Mikvaos, chapitre 6, michna 2. Ce chapitre tourne autour d'une seule question centrale : quand une eau qui n'est pas elle-même une eau de mikvé valable se joint-elle à un mikvé cachère pour n'en former qu'un seul corps d'eau, et quand reste-t-elle une eau distincte, qui tient toute seule ? Une grande part de la réponse dépend de la taille du passage entre les deux eaux. Parfois on exige une ouverture de la largeur d'un chefoferes hanod, le goulot d'une outre de vin, une mesure d'environ trois pouces, et parfois aucune mesure de ce genre n'est requise. Notre michna présente un cas où cette exigence peut être entièrement contournée.
Représentons-nous une situation qui arrive facilement. Quelqu'un possède un dli, un seau, qui est devenu tomei, et à l'intérieur se trouvent d'autres keilim qui ont eux aussi contracté la toumah. Plutôt que de tremper chaque objet séparément, il préférerait régler l'affaire d'un seul geste : il descend le seau dans le mikvé avec tout son contenu, en comptant bien que le récipient et tout ce qu'il contient remonteront tohor ensemble.

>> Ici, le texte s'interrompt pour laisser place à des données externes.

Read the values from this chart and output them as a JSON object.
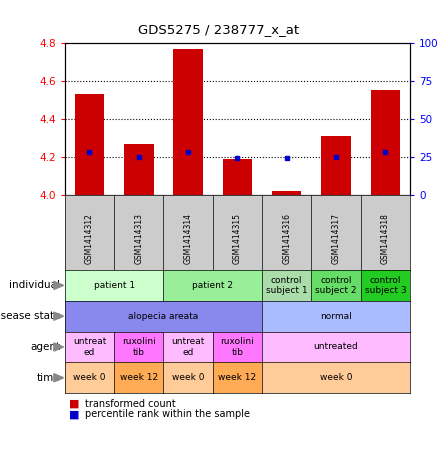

La michna tranche : "Dli chehou malé keilim vehitbilan, haré élou tehorim" : un seau rempli de keilim, et il les a immergés, ils sont tous tohor. Remarquons que la michna ne dit rien d'une largeur particulière que devrait avoir l'ouverture du seau. La tevilah est valable même si l'orifice du dli est plus petit qu'un chefoferes hanod.
Pourquoi cela ? À cause d'un principe appelé migo. Puisque l'immersion accomplit véritablement quelque chose pour le kli extérieur, le seau lui-même, qui est tomei et que l'eau du mikvé purifie maintenant, ce même acte de tevilah est entraîné avec lui jusqu'aux keilim posés à l'intérieur du seau. Dès lors que la tevilah est efficace pour le récipient, elle l'est aussi pour son contenu, et l'on n'exige pas une ouverture de la taille d'un goulot d'outre.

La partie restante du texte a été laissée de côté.